Gardner noted the Mississippi State Fair is currently without a CEO, having said goodbye to Rick Reno two days after the October event, which drew 701,000 attendees. The board has not yet announced plans for a new CEO.
She was headed home to host the Dixie National Rodeo, which moves in in February, and to watch construction of a new trade center which will be under construction by spring and is being designed by Populous (see story in the November issue of Venues Today.)

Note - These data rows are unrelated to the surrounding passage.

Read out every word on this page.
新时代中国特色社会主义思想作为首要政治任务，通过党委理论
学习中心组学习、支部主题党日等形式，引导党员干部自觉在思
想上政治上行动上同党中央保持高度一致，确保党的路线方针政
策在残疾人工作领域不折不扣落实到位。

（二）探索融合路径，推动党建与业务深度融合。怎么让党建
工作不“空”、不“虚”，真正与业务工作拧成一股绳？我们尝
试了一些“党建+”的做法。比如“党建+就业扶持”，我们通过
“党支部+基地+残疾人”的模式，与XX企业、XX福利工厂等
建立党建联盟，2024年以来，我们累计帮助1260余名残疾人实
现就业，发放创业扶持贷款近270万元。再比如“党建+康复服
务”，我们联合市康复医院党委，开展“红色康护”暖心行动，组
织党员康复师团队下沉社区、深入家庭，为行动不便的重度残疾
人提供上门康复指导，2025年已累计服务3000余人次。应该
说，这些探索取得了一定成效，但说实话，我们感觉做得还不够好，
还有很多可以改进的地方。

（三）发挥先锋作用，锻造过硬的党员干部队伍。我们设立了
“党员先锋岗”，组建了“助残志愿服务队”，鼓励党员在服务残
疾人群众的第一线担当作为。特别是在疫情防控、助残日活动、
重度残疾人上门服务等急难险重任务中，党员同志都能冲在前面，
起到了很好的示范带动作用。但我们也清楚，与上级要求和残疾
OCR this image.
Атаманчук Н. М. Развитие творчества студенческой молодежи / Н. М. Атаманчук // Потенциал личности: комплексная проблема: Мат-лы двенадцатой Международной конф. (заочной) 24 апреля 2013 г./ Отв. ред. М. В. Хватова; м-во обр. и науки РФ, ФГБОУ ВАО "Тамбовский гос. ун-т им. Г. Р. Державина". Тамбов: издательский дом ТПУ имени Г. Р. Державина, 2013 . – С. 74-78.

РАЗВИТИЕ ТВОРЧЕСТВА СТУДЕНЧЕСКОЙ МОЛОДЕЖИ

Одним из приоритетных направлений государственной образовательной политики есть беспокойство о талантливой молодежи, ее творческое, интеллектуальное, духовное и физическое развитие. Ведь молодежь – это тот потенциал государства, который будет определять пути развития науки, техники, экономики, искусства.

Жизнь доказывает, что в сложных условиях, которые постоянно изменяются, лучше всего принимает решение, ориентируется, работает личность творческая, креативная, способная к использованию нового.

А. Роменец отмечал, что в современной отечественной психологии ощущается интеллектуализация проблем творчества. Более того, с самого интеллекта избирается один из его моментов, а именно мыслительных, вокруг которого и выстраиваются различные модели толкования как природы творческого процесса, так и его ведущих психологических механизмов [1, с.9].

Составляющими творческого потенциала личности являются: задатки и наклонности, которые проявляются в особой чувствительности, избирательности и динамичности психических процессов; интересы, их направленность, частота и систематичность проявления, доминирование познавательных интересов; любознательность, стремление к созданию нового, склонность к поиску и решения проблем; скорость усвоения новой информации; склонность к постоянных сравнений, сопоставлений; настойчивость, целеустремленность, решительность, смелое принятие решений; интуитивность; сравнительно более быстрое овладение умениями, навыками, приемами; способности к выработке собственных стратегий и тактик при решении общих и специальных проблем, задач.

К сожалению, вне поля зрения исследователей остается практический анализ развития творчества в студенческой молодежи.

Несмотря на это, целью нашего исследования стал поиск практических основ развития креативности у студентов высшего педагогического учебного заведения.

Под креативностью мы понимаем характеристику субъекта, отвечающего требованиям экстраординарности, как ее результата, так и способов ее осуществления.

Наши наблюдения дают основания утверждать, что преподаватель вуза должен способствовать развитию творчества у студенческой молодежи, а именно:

Change is underway at the Central Washington State Fair, Yakima, as well. GM Greg Stewart said the new $2-million catering kitchen, which was approved two years ago, is about to become reality. Design is done and construction will be out to bid in January. They will break ground in March and debut the new improvement, which is housed in the Sundome arena, at next year’s fair. This year’s fair drew 323,000, Stewart said.
The new catering kitchen comes on the heels of a change from self-op to hiring Spectra as concessionaire. They came on board Aug. 1, with Phil Hossler as GM.
“Find your niche and think outside the box,” said Renee Alexander, Minnesota State Fair, St. Paul, entertainment buyer of her takeaway, particularly from the panel on entertainment she moderated. For some fairs, that has meant booking boxing, for some it’s more gasoline events (motorsports), and for some, like Minnesota, there has been great success with comedy.
Food and drink was top of mind for many who attended sessions for certification on that topic. Rey O’Day of the National Independent Concessionaires Association, got down to the nitty gritty of making the customer comfortable.
“If you see a lonely bottle somewhere, throw it away, because a single piece of trash becomes a trash can,” she said. And that pile accumulates rapidly.
On a management note, O’Day suggested concessions managers schedule times to be in the office versus on the grounds, which makes it easier to make appointments rather than spending the fair hunting each other down. “A lot of times, people who schedule appointments solve the problem before their appointed time,” she noted.
Another topic top of mind with many conventioneers was this year's tragic ride accident at the Ohio State Fair, Columbus, which impacted other fairs down the line and worldwide. Representatives from that fair, that fair’s PR firm and the carnival industry dissected the response and lessons learned in 2017, which Venues Today will recap next week in the Dec. 6 VT Pulse.
A key takeaway was that venue managers should remember this is their business and they need to get in front of any crisis with their own key audience, which is the people they do business with directly. When there is a food recall, for instance, David Margulies, The Margulies Communications Group, advises his clients to call Walmart or whoever buys their product first – don’t let them hear it via social or news media.
“The focus is on keeping your business going, which is much more important to you than it is to the media,” Margulies said.